Talk 2: The radius of statistical efficiency
Speaker: Mateo Díaz
Abstract: Classical results in asymptotic statistics show that the Fisher information matrix controls the difficulty of estimating a statistical model from observed data. In this work, we introduce a companion measure of robustness of an estimation problem: the radius of statistical efficiency (RSE) is the size of the smallest perturbation to the problem data that renders the Fisher information matrix singular. We compute RSE up to numerical constants for a variety of test bed problems, including principal component analysis, generalized linear models, phase retrieval, bilinear sensing, and matrix completion. In all cases, the RSE quantifies the compatibility between the covariance of the population data and the latent model parameter. Interestingly, we observe a precise reciprocal relationship between RSE and the intrinsic complexity/sensitivity of the problem instance, paralleling the classical Eckart–Young theorem in numerical analysis.
Talk 3: Low rank approximation for faster optimization
Speaker: Madeleine Udell
Abstract: Low rank structure is pervasive in real-world datasets.

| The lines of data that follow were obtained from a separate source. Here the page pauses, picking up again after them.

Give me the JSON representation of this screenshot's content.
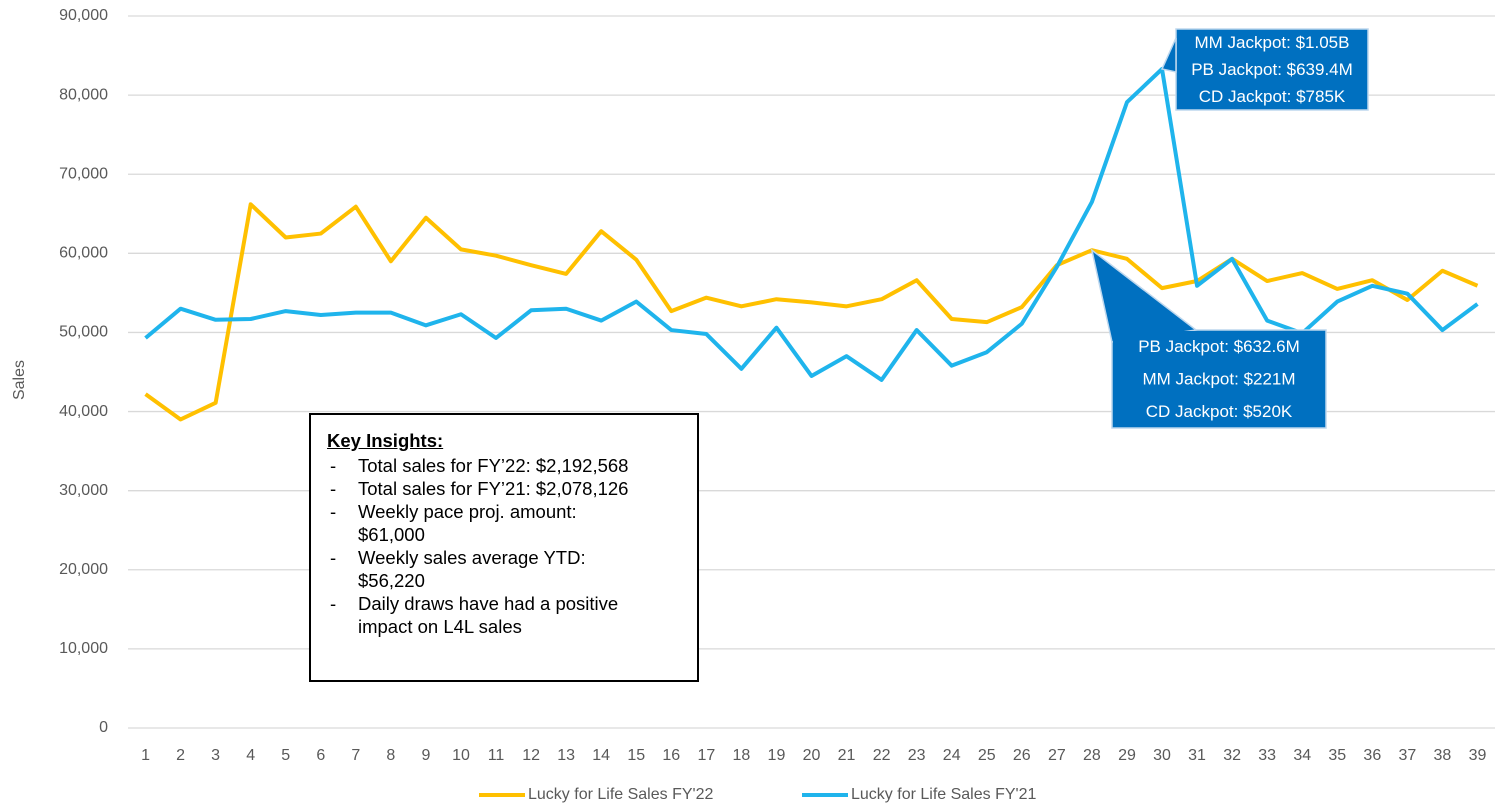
{
  "chart_data": {
    "type": "line",
    "y_label": "Sales",
    "categories": [
      "1",
      "2",
      "3",
      "4",
      "5",
      "6",
      "7",
      "8",
      "9",
      "10",
      "11",
      "12",
      "13",
      "14",
      "15",
      "16",
      "17",
      "18",
      "19",
      "20",
      "21",
      "22",
      "23",
      "24",
      "25",
      "26",
      "27",
      "28",
      "29",
      "30",
      "31",
      "32",
      "33",
      "34",
      "35",
      "36",
      "37",
      "38",
      "39"
    ],
    "series": [
      {
        "name": "Lucky for Life Sales FY'22",
        "color": "#ffc000",
        "values": [
          42200,
          39000,
          41100,
          66200,
          62000,
          62500,
          65900,
          59000,
          64500,
          60500,
          59700,
          58500,
          57400,
          62800,
          59200,
          52700,
          54400,
          53300,
          54200,
          53800,
          53300,
          54200,
          56600,
          51700,
          51300,
          53200,
          58500,
          60400,
          59300,
          55600,
          56500,
          59300,
          56500,
          57500,
          55500,
          56600,
          54100,
          57800,
          55900
        ]
      },
      {
        "name": "Lucky for Life Sales FY'21",
        "color": "#1fb4ec",
        "values": [
          49300,
          53000,
          51600,
          51700,
          52700,
          52200,
          52500,
          52500,
          50900,
          52300,
          49300,
          52800,
          53000,
          51500,
          53900,
          50300,
          49800,
          45400,
          50600,
          44500,
          47000,
          44000,
          50300,
          45800,
          47500,
          51100,
          58300,
          66500,
          79100,
          83300,
          55900,
          59300,
          51500,
          49900,
          53900,
          55900,
          54900,
          50300,
          53600
        ]
      }
    ],
    "ylim": [
      0,
      90000
    ],
    "yticks": [
      0,
      {
        "value": 10000,
        "label": "10,000"
      },
      {
        "value": 20000,
        "label": "20,000"
      },
      {
        "value": 30000,
        "label": "30,000"
      },
      {
        "value": 40000,
        "label": "40,000"
      },
      {
        "value": 50000,
        "label": "50,000"
      },
      {
        "value": 60000,
        "label": "60,000"
      },
      {
        "value": 70000,
        "label": "70,000"
      },
      {
        "value": 80000,
        "label": "80,000"
      },
      {
        "value": 90000,
        "label": "90,000"
      }
    ],
    "grid": true,
    "legend": "bottom",
    "annotations": [
      {
        "lines": [
          "MM Jackpot: $1.05B",
          "PB Jackpot: $639.4M",
          "CD Jackpot: $785K"
        ]
      },
      {
        "lines": [
          "PB Jackpot: $632.6M",
          "MM Jackpot: $221M",
          "CD Jackpot: $520K"
        ]
      }
    ],
    "insights": {
      "title": "Key Insights:",
      "items": [
        [
          "Total sales for FY’22: $2,192,568"
        ],
        [
          "Total sales for FY’21: $2,078,126"
        ],
        [
          "Weekly pace proj. amount:",
          "$61,000"
        ],
        [
          "Weekly sales average YTD:",
          "$56,220"
        ],
        [
          "Daily draws have had a positive",
          "impact on L4L sales"
        ]
      ]
    }
  }
}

This talk shows how to accelerate the solution of fundamental computational problems, including eigenvalue decomposition, linear system solves, composite convex optimization, and stochastic optimization (including deep learning), by exploiting this low rank structure. We present a simple method based on randomized numerical linear algebra for efficiently computing approximate top eigendecompositions, which can be used to replace large matrices (such as Hessians and constraint matrices) with low rank surrogates that are faster to apply and invert. The resulting solvers for linear systems (NystromPCG), composite convex optimization (NysADMM), and stochastic optimization (SketchySGD and PROMISE) demonstrate strong theoretical and numerical support, outperforming state-of-the-art methods in terms of speed and robustness to hyperparameters.